Le premier site d'actualité sur le Tibet

www.tibet.fr

08/05/19 | 13 h 03 min par Marie de Vergès

La Chine priée de revoir ses prêts aux pays vulnérables …

FILE — A security guard at Hambantota Port, which the Sri Lankan government handed over to China when it couldn’t repay its debt, in Hambantota, Sri Lanka, March 5, 2018. Pakistani economists say that Imran Khan, once he becomes prime minister, will have no choice but to ask the International Monetary Fund for a bailout, because the country has borrowed heavily from China. (Adam Dean/The New York Times) *** Local Caption *** HAMBANTOTA SRI LANKA PAKISTAN CHINA ECONOMY SEA PORT INTERNATIONAL MONETARY FUND RUPEE TAXES TERRORISM INTERNATIONAL RELATIONS IMRAN KHAN CHINA-PAKISTAN ECONOMIC CORRIDOR INFRASTRUCTURE DEFICIT DEBT UNITED STATES ASIA

Une conférence internationale, mardi, à Paris doit se pencher sur les risques de surendettement menaçant les économies en développement.

Officiellement – et diplomatiquement –, il n’est pas question de pointer la Chine du doigt.
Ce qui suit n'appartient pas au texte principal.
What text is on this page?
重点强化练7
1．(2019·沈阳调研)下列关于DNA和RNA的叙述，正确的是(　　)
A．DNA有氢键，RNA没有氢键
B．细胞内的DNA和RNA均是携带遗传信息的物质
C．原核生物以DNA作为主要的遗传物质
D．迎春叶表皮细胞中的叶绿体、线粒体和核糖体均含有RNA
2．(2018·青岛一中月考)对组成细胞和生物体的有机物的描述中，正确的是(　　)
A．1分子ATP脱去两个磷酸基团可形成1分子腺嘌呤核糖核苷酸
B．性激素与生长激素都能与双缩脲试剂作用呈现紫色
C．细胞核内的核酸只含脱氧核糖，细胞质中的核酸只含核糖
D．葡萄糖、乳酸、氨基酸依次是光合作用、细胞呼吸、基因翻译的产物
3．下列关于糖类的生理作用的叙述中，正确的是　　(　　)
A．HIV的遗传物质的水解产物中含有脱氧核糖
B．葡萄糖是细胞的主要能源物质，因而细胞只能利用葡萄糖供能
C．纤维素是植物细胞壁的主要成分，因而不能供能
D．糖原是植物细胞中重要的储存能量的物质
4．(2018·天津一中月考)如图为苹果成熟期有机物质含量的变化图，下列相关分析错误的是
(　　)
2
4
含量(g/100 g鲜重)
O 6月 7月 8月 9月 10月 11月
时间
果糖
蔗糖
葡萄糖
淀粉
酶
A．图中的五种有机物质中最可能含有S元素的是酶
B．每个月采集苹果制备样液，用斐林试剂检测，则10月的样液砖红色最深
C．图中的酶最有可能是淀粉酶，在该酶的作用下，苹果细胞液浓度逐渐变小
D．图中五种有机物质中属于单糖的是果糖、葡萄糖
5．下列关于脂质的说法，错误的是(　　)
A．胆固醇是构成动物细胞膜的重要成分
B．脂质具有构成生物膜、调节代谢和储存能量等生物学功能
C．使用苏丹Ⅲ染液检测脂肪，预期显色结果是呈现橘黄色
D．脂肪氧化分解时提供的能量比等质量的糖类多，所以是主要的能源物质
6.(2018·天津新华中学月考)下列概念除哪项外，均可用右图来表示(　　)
Les pratiques du géant asiatique seront pourtant la toile de fond des débats prévus à Paris, mardi 7 mai, lors d’une conférence internationale consacrée au financement des pays en développement.

Organisé au ministère de l’économie et des finances, l’événement mobilise largement, avec plus de 45 pays représentés, Chine incluse. Une trentaine de ministres étrangers, les patrons des principales institutions multilatérales et de grandes banques privées doivent faire le déplacement.
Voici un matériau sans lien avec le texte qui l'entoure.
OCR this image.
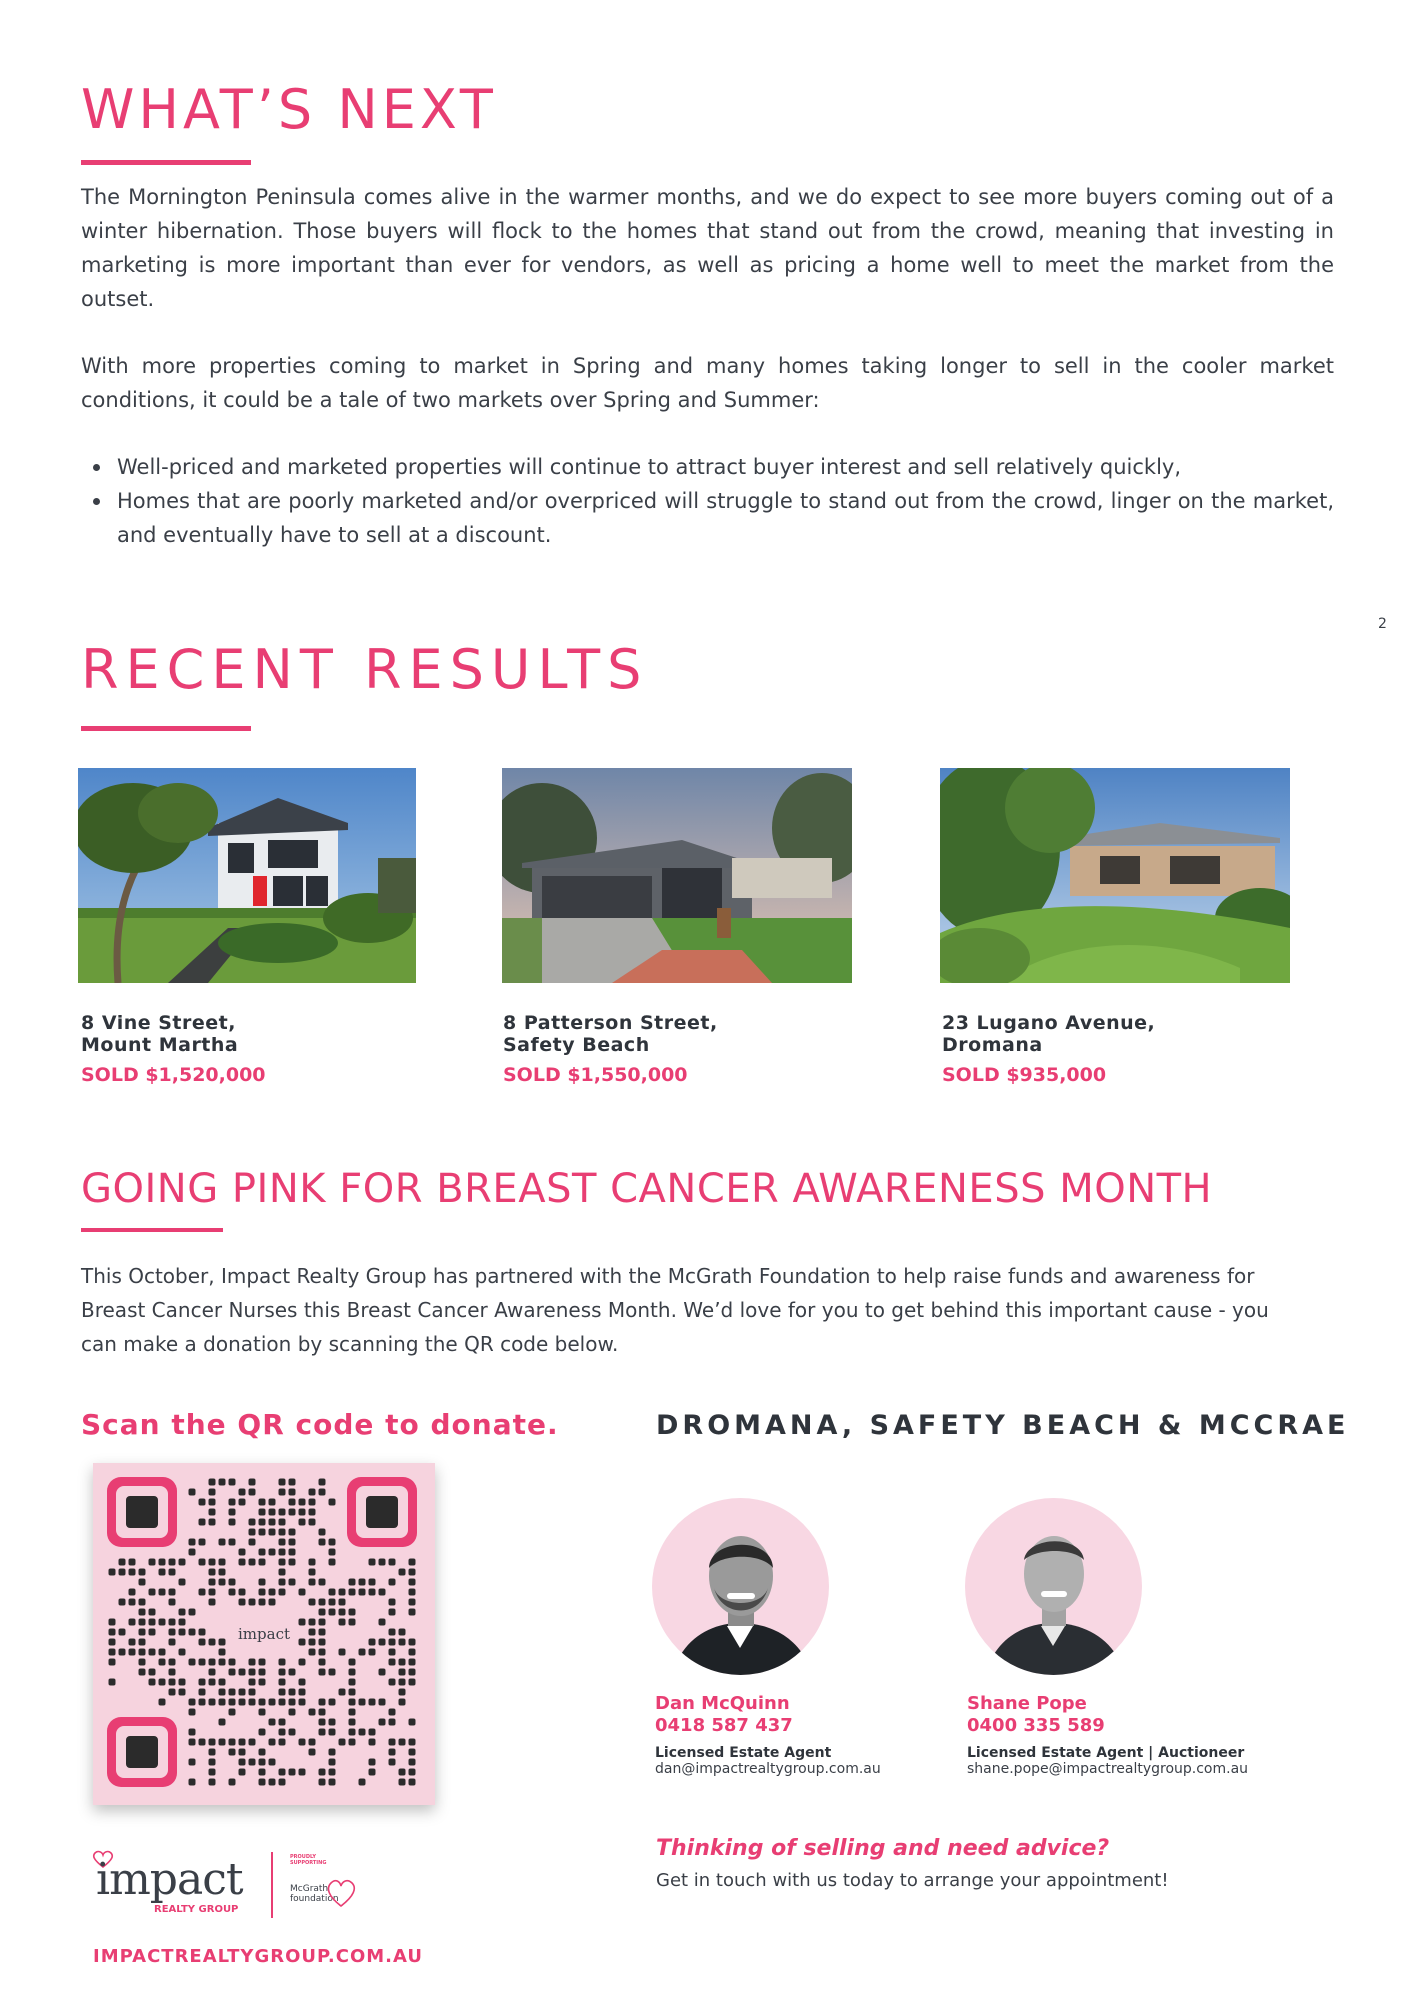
WHAT’S NEXT

The Mornington Peninsula comes alive in the warmer months, and we do expect to see more buyers coming out of a winter hibernation. Those buyers will flock to the homes that stand out from the crowd, meaning that investing in marketing is more important than ever for vendors, as well as pricing a home well to meet the market from the outset.

With more properties coming to market in Spring and many homes taking longer to sell in the cooler market conditions, it could be a tale of two markets over Spring and Summer:

Well-priced and marketed properties will continue to attract buyer interest and sell relatively quickly,
Homes that are poorly marketed and/or overpriced will struggle to stand out from the crowd, linger on the market, and eventually have to sell at a discount.
2
RECENT RESULTS
8 Vine Street,
Mount Martha
SOLD $1,520,000
8 Patterson Street,
Safety Beach
SOLD $1,550,000
23 Lugano Avenue,
Dromana
SOLD $935,000
GOING PINK FOR BREAST CANCER AWARENESS MONTH

This October, Impact Realty Group has partnered with the McGrath Foundation to help raise funds and awareness for Breast Cancer Nurses this Breast Cancer Awareness Month. We’d love for you to get behind this important cause - you can make a donation by scanning the QR code below.

Scan the QR code to donate.
impact
DROMANA, SAFETY BEACH & MCCRAE
Dan McQuinn
0418 587 437
Licensed Estate Agent
dan@impactrealtygroup.com.au
Shane Pope
0400 335 589
Licensed Estate Agent | Auctioneer
shane.pope@impactrealtygroup.com.au
Thinking of selling and need advice?
Get in touch with us today to arrange your appointment!
impact
REALTY GROUP
PROUDLY SUPPORTING
McGrath
foundation
IMPACTREALTYGROUP.COM.AU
Cette participation témoigne, selon Bercy, d’un intérêt planétaire, alors que l’endettement atteint des niveaux historiques partout dans le monde, notamment dans les économies émergentes ou à faible revenu. D’après le Fonds monétaire international (FMI), 40 % des pays pauvres (soit 24 sur 60) sont désormais surendettés ou en voie de l’être.
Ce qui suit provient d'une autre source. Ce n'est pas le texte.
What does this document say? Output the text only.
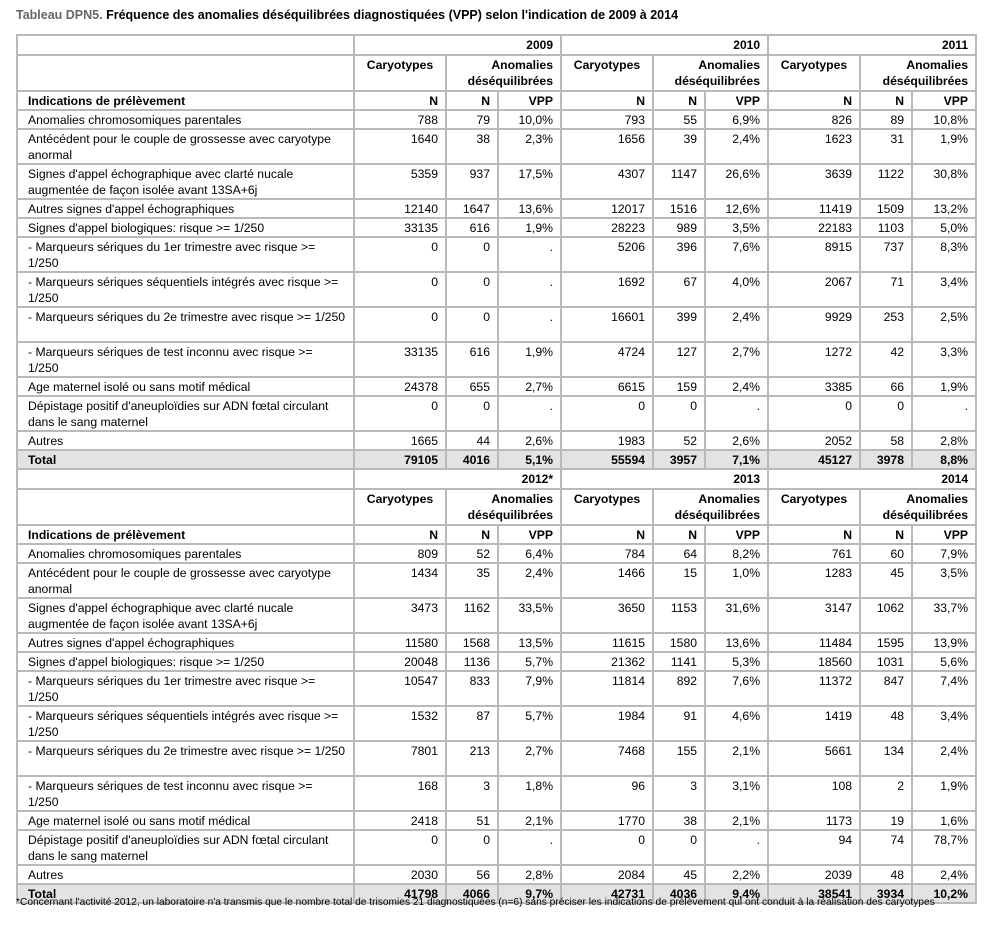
Tableau DPN5. Fréquence des anomalies déséquilibrées diagnostiquées (VPP) selon l'indication de 2009 à 2014
	2009			2010			2011		
	Caryotypes	Anomalies déséquilibrées		Caryotypes	Anomalies déséquilibrées		Caryotypes	Anomalies déséquilibrées	
Indications de prélèvement	N	N	VPP	N	N	VPP	N	N	VPP
Anomalies chromosomiques parentales	788	79	10,0%	793	55	6,9%	826	89	10,8%
Antécédent pour le couple de grossesse avec caryotype anormal	1640	38	2,3%	1656	39	2,4%	1623	31	1,9%
Signes d'appel échographique avec clarté nucale augmentée de façon isolée avant 13SA+6j	5359	937	17,5%	4307	1147	26,6%	3639	1122	30,8%
Autres signes d'appel échographiques	12140	1647	13,6%	12017	1516	12,6%	11419	1509	13,2%
Signes d'appel biologiques: risque >= 1/250	33135	616	1,9%	28223	989	3,5%	22183	1103	5,0%
- Marqueurs sériques du 1er trimestre avec risque >= 1/250	0	0	.	5206	396	7,6%	8915	737	8,3%
- Marqueurs sériques séquentiels intégrés avec risque >= 1/250	0	0	.	1692	67	4,0%	2067	71	3,4%
- Marqueurs sériques du 2e trimestre avec risque >= 1/250	0	0	.	16601	399	2,4%	9929	253	2,5%
- Marqueurs sériques de test inconnu avec risque >= 1/250	33135	616	1,9%	4724	127	2,7%	1272	42	3,3%
Age maternel isolé ou sans motif médical	24378	655	2,7%	6615	159	2,4%	3385	66	1,9%
Dépistage positif d'aneuploïdies sur ADN fœtal circulant dans le sang maternel	0	0	.	0	0	.	0	0	.
Autres	1665	44	2,6%	1983	52	2,6%	2052	58	2,8%
Total	79105	4016	5,1%	55594	3957	7,1%	45127	3978	8,8%
	2012*			2013			2014		
	Caryotypes	Anomalies déséquilibrées		Caryotypes	Anomalies déséquilibrées		Caryotypes	Anomalies déséquilibrées	
Indications de prélèvement	N	N	VPP	N	N	VPP	N	N	VPP
Anomalies chromosomiques parentales	809	52	6,4%	784	64	8,2%	761	60	7,9%
Antécédent pour le couple de grossesse avec caryotype anormal	1434	35	2,4%	1466	15	1,0%	1283	45	3,5%
Signes d'appel échographique avec clarté nucale augmentée de façon isolée avant 13SA+6j	3473	1162	33,5%	3650	1153	31,6%	3147	1062	33,7%
Autres signes d'appel échographiques	11580	1568	13,5%	11615	1580	13,6%	11484	1595	13,9%
Signes d'appel biologiques: risque >= 1/250	20048	1136	5,7%	21362	1141	5,3%	18560	1031	5,6%
- Marqueurs sériques du 1er trimestre avec risque >= 1/250	10547	833	7,9%	11814	892	7,6%	11372	847	7,4%
- Marqueurs sériques séquentiels intégrés avec risque >= 1/250	1532	87	5,7%	1984	91	4,6%	1419	48	3,4%
- Marqueurs sériques du 2e trimestre avec risque >= 1/250	7801	213	2,7%	7468	155	2,1%	5661	134	2,4%
- Marqueurs sériques de test inconnu avec risque >= 1/250	168	3	1,8%	96	3	3,1%	108	2	1,9%
Age maternel isolé ou sans motif médical	2418	51	2,1%	1770	38	2,1%	1173	19	1,6%
Dépistage positif d'aneuploïdies sur ADN fœtal circulant dans le sang maternel	0	0	.	0	0	.	94	74	78,7%
Autres	2030	56	2,8%	2084	45	2,2%	2039	48	2,4%
Total	41798	4066	9,7%	42731	4036	9,4%	38541	3934	10,2%
*Concernant l'activité 2012, un laboratoire n'a transmis que le nombre total de trisomies 21 diagnostiquées (n=6) sans préciser les indications de prélèvement qui ont conduit à la réalisation des caryotypes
La pression s’accroît sur Pékin qui a prêté à tout-va

Dans ce contexte, la pression s’accroît sur Pékin qui a prêté à tout-va ces dernières années, en Afrique, en Asie et jusqu’en Amérique latine. Une « générosité » prodiguée sans trop se soucier de la capacité des pays à rembourser ni de la bonne gouvernance des dirigeants. Pour l’Occident, il est temps de définir des règles communes sur le financement des investissements.

« L’objectif n’est pas de stigmatiser un pays, mais, bien sûr, la Chine est un acteur-clé de cette discussion », précise au Monde le ministre de l’économie, Bruno Le Maire.

Lire aussi Négociations commerciales : Washington reproche à Pékin d’avoir reculé sur certains engagements

La Chine n’est pas insensible aux critiques. Fin avril, lors du sommet de Pékin, le président Xi Jinping a promis des investissements plus « transparents », « viables » et « de qualité ». Une inflexion pourrait être dans l’intérêt de Pékin, ses moyens n’étant pas illimités pour faire face aux risques financiers.

Or ceux-là sont bien réels. Une étude publiée le 26 avril par le cabinet américain Rhodium Group montre qu’au moins 38 emprunts labellisés BRI : Belt and Road Initiative, – l’autre nom des « nouvelles routes de la soie »,- ont donné lieu à des renégociations ces dernières années.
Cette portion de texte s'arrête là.